Educación: Adaptarse a la virtualidad
Por Alberto Sileoni.
Mi primera clase sucedió un 19 de mayo de 1975, en una escuela secundaria de adultos; desde esa noche, casi ininterrumpidamente fui docente de aula, más allá de haber tenido otras responsabilidades.
Hace unos días comencé un nuevo año académico en la querida Universidad Nacional de Hurlingham y será la primera vez en 45 años que no entraré a un aula física, que no miraré a los ojos a mis estudiantes, ni veré sus rostros, ni nos reiremos ni discutiremos juntos, cercanos, inmediatos, disfrutando la tarea.
La educación, la transmisión de conocimientos, conlleva situaciones de proximidad y contacto, para poder reaccionar ante la actitud del otro, a su interrogación, a su reclamo, a su disidencia, a sus emociones. Casi como ninguna otra actividad humana, es esencialmente vincular, un encuentro profundo con otras y otros.
Este ciclo que comienza no tendrá esas características. ¿Cómo será? ¿Cómo transitar este incierto camino pedagógico? Por supuesto, sabemos que desde hace muchos años existen estudios a distancia de probada eficacia, necesarios para llegar a determinados colectivos. Pero esta situación es distinta.
La Unesco afirma que, en este tiempo, más del 90% de los estudiantes del mundo, aproximadamente 1.600 millones, pertenecientes a 188 Estados, no tienen clases presenciales. En la mitad de esos países se han implementado soluciones virtuales, muchos de América y especialmente en Argentina, a través de variadas estrategias, como páginas web gratuitas, programación televisiva y radial y distribución de materiales escritos para los diversos niveles educativos.
Pero no todos los estudiantes tienen los medios tecnológicos apropiados; las consecuencias de eliminar el Programa Conectar Igualdad, se advierten hoy con todo su dramatismo; evidentemente no se trataba de “repartir asado sin tener parrilla”, sino de incluir tecnológicamente a las mayorías y no abandonarlas a la más desoladora intemperie.

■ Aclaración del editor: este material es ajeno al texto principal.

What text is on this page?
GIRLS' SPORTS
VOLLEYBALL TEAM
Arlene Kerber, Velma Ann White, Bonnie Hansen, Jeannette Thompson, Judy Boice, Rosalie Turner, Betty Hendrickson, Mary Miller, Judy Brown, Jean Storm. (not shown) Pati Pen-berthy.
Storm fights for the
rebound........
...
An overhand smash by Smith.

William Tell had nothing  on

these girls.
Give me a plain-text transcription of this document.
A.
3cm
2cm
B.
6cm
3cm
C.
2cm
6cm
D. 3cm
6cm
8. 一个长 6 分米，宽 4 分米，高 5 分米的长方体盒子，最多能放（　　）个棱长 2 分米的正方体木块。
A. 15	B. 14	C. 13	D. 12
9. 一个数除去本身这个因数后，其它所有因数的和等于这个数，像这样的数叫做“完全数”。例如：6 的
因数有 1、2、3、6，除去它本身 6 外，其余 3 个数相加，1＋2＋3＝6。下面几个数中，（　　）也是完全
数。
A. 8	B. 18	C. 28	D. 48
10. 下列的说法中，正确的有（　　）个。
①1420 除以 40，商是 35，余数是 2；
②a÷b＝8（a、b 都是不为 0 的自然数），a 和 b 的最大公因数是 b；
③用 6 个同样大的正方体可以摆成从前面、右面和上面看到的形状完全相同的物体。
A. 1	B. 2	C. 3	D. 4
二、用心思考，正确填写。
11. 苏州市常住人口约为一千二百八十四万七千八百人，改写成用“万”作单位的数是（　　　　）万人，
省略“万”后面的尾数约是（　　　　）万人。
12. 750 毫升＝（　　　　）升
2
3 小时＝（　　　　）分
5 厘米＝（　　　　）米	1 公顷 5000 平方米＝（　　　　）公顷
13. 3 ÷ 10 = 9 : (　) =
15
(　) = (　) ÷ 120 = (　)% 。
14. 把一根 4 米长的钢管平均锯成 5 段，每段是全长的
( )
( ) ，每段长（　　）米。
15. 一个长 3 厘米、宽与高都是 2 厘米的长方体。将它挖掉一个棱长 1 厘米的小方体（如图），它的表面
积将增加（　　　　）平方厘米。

Muchos educadores estamos preocupados por la desigualdad educativa que profundizará la pandemia; sabemos que de este proceso saldrán aún más debilitados los vulnerables, y en un país desigual como el nuestro, las diferencias se multiplicarán abrumadoramente.
Por supuesto que coincidimos con las medidas que está tomando nuestro presidente: las sanitarias, las económicas y las educativas, pero en estos momentos, no sólo preocupan los chicos que no aprenden (a la ausencia de tecnología se añade la ausencia de medios materiales en sus familias), sino que maestros y directivos están desvelados por una amenaza mayor, que es el abandono de la escolaridad.
Pensar la sociedad de la post pandemia es una tarea educativa. No solo la pedagogía del retorno, sino, sobre todo, el modo y la intensidad con que discutiremos con una importante porción de la sociedad el valor del Estado (¿seguirán sosteniendo la conveniencia del Estado mínimo después de esta tragedia?), la relevancia social de la escuela y sus educadores, la estratégica función de las Universidades públicas distribuidas en todo el territorio de la Patria.
No soy pesimista, pero sí escéptico con relación al aprendizaje que estén dispuestos a realizar algunos sectores, sobre todo los que en estas horas indisimuladamente presentan todo tipo de argumentos para levantar la cuarentena, con el objetivo de recuperar el circuito económico en desmedro de la vida humana, aquellos mismos que resisten que el Estado redistribuya una mínima parte de sus obscenas fortunas en beneficio de los que menos tienen.
“Muchachos, ya ganaron bastante”, dice, con verdad, nuestro presidente; agregamos: muchachos ya destruyeron bastante el Estado, ya despreciaron suficientemente la escuela pública, muchachos, contrariando sus vaticinios, los pobres llegaron a la Universidad, muchachos jueguen alguna vez en el mismo equipo que las grandes mayorías.
En fin, pasada esta dolorosa excepcionalidad esperamos salir más humildes y mejores, con más aprendizajes pedagógicos, políticos, éticos.
Escuchar con más atención lo que nos dicen niños, niñas y jóvenes, recuperar la relación con sus familias, sostener la horizontalidad democrática que ha traído- ojalá no fugazmente- la virtualidad y la tecnología; será la oportunidad para que dejemos atrás las reaccionarias interpretaciones sobre el valor de la inversión educativa, la importancia de la escuela pública y la naturaleza del Estado, a las que cíclicamente nos hace retornar el neoliberalismo en la Argentina.
Sobre todo, será tiempo de reconocer de una vez y para siempre la enorme tarea que maestros y profesoras, directivos, no docentes y administrativos realizan todos los días en miles de escuelas, en silencio, en general mal remunerados y sin las condiciones mínimas, pero con la enorme convicción de su profesionalidad, vocación y patriotismo.